Question

Calculate the number of electrons in \[100\] grams of \[C{O_2}\] .
Can a body have a charge of (a) \[0.32 \times {10^{ - 18}}C\] (b) \[0.64 \times {10^{ - 20}}C\] (c) \[4.8 \times {10^{ - 21}}C\] ?

Answer 1

Hint: For the first part, first calculate the number of moles of \[C{O_2}\] by the equation \[n = \dfrac{{Mass}}{{Molar{\text{ }}mass}}\] . Then the number of molecules of \[C{O_2}\] will be equal to \[6.022 \times {10^{23}} \times n\] and the total electrons will be \[6.022 \times {10^{23}} \times n \times 22\] . For the second part, the charge on a body is only possible when the charge is an integral multiple of \[1.6 \times {10^{ - 19}}C\] .

Complete answer:
Let’s first calculate the number of electrons in \[100\] grams of \[C{O_2}\] .
We know the equation for moles for a given amount of substance is
\[n = \dfrac{{Mass}}{{Molar{\text{ }}mass}}\]
\[n = \] The number of moles of that substance
\[Mass = \] Weight of the given substance in mass
\[Molar{\text{ }}mass = \] The molar mass of the given substance
The molar mass of a \[C{O_2}\] molecule \[ = \] Molar mass of 1 \[C\] atom \[ + \] Molar mass of 2 \[O\] atoms
The molar mass of a \[C{O_2}\] molecule \[ = 12 + 2 \times \left( {16} \right) = 12 + 32 = 44\]
So, the number of moles of \[C{O_2}\] molecule is
\[n = \dfrac{{100}}{{44}} = 2.28\]
We know that 1 mole of \[C{O_2}\] molecules is equal to \[6.023 \times {10^{23}}\] molecules of \[C{O_2}\] . So, \[2.28\] moles of \[C{O_2}\] molecule contains
\[2.28 \times 6.023 \times {10^{23}} = 1.37 \times {10^{24}}\] molecules of \[C{O_2}\]
Now, the total number of electrons in a \[C{O_2}\] molecule \[ = \] Number of electrons in \[C\] atom \[ + \] Twice the number of electrons in \[O\] atom
Total number of electrons in a \[C{O_2}\] molecule \[ = 6 + 2 \times \left( 8 \right) = 22\] electrons
So, the number of electrons in \[1.37 \times {10^{24}}\] molecules of \[C{O_2}\] is
\[1.37 \times {10^{24}} \times 22 = 3.02 \times {10^{25}}\] electrons

For the second part, we have to explain whether a body has a charge of
(a) \[0.32 \times {10^{ - 18}}C\] (b) \[0.64 \times {10^{ - 20}}C\] (c) \[4.8 \times {10^{ - 21}}C\]

When we say a body is charged, it means that electrons from one body have been transferred from one object to the other.

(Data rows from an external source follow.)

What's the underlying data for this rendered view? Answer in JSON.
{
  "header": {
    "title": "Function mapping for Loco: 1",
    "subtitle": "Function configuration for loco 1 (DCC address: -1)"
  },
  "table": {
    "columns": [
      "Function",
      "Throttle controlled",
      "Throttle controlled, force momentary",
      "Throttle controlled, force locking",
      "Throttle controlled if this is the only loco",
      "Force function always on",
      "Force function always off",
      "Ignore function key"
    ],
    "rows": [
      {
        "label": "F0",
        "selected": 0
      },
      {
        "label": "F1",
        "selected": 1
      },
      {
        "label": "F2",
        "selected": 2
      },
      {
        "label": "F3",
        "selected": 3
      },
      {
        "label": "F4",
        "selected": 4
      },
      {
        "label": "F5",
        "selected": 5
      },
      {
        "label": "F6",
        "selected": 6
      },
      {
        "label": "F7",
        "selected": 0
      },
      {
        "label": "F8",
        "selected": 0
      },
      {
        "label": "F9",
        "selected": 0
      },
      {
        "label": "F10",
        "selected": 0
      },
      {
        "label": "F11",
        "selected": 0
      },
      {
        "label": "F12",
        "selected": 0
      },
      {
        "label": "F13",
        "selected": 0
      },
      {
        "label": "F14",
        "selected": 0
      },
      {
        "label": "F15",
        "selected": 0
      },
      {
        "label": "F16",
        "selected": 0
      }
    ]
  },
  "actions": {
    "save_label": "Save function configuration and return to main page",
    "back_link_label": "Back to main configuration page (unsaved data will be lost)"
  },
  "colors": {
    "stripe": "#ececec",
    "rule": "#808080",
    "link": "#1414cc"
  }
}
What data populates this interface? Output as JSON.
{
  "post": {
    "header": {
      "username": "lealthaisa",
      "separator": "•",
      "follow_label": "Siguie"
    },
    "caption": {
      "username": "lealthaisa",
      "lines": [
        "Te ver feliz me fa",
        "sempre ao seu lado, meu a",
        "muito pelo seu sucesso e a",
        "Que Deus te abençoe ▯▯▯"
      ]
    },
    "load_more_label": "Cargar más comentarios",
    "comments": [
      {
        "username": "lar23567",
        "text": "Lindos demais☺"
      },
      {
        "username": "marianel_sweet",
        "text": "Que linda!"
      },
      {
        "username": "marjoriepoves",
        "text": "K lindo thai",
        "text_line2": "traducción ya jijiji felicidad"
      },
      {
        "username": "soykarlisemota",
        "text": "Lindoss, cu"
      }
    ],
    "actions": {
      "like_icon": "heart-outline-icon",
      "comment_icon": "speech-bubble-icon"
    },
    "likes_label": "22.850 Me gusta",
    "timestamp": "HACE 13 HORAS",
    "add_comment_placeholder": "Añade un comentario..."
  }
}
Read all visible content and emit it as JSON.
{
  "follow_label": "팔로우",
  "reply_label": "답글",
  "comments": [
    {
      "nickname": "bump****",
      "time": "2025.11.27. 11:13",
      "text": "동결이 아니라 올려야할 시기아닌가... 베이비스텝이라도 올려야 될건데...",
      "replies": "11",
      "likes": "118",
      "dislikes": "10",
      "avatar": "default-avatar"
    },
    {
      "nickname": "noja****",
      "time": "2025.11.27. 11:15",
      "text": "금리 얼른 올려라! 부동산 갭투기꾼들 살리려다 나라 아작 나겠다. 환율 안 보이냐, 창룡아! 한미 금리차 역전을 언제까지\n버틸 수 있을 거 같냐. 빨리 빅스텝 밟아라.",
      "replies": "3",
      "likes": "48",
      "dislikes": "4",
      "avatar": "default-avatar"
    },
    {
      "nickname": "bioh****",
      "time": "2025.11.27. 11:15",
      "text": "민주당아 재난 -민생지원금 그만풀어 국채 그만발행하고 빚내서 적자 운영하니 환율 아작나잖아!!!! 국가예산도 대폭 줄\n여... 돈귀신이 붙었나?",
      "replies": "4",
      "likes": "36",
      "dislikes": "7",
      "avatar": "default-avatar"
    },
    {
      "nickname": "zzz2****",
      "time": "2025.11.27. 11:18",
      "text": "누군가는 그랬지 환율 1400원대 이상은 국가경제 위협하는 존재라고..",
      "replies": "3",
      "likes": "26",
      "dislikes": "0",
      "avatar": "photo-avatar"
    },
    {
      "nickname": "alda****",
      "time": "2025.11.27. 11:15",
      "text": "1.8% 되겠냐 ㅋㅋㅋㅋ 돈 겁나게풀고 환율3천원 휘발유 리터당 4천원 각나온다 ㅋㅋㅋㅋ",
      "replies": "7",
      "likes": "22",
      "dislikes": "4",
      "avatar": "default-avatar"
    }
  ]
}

When a body donates one electron to the other body, the donor body gets a charge of \[ + 1.6 \times {10^{ - 19}}C\] and the receiving body gets a charge of \[ - 1.6 \times {10^{ - 19}}C\] . So, the charge on the body will always be an integral multiple of \[ \pm 1.6 \times {10^{ - 19}}\] .
a.)Since, \[\dfrac{{0.32 \times {{10}^{ - 18}}}}{{1.6 \times {{10}^{ - 19}}}} = \dfrac{{3.2 \times {{10}^{ - 19}}}}{{1.6 \times {{10}^{ - 19}}}} = 2\]
Since the charge is an integral multiple of the charge of an electron, so a body can have a charge of \[0.32 \times {10^{ - 18}}C\]

b.)Since, \[\dfrac{{0.64 \times {{10}^{ - 20}}}}{{1.6 \times {{10}^{ - 19}}}} = \dfrac{{0.64 \times {{10}^{ - 20}}}}{{16.0 \times {{10}^{ - 20}}}} = 0.665\]
Since the charge is not an integral multiple of the charge of an electron, so a body cannot have a charge of \[0.64 \times {10^{ - 20}}C\]

c.)Since, \[\dfrac{{4.8 \times {{10}^{ - 21}}}}{{1.6 \times {{10}^{ - 19}}}} = 0.03\]
Since the charge is not an integral multiple of the charge of an electron, so a body cannot have a charge of \[4.8 \times {10^{ - 21}}C\] .

Note:
In the second part of the solution, we discussed that charge on a body can only be an integral multiple of \[ \pm 1.6 \times {10^{ - 19}}\] , i.e. Charge \[ = \pm n \times 1.6 \times {10^{ - 19}}\] , where \[n = 1,2,3,...\] . This property is called the quantization of charge and is a fundamental property of all charged bodies.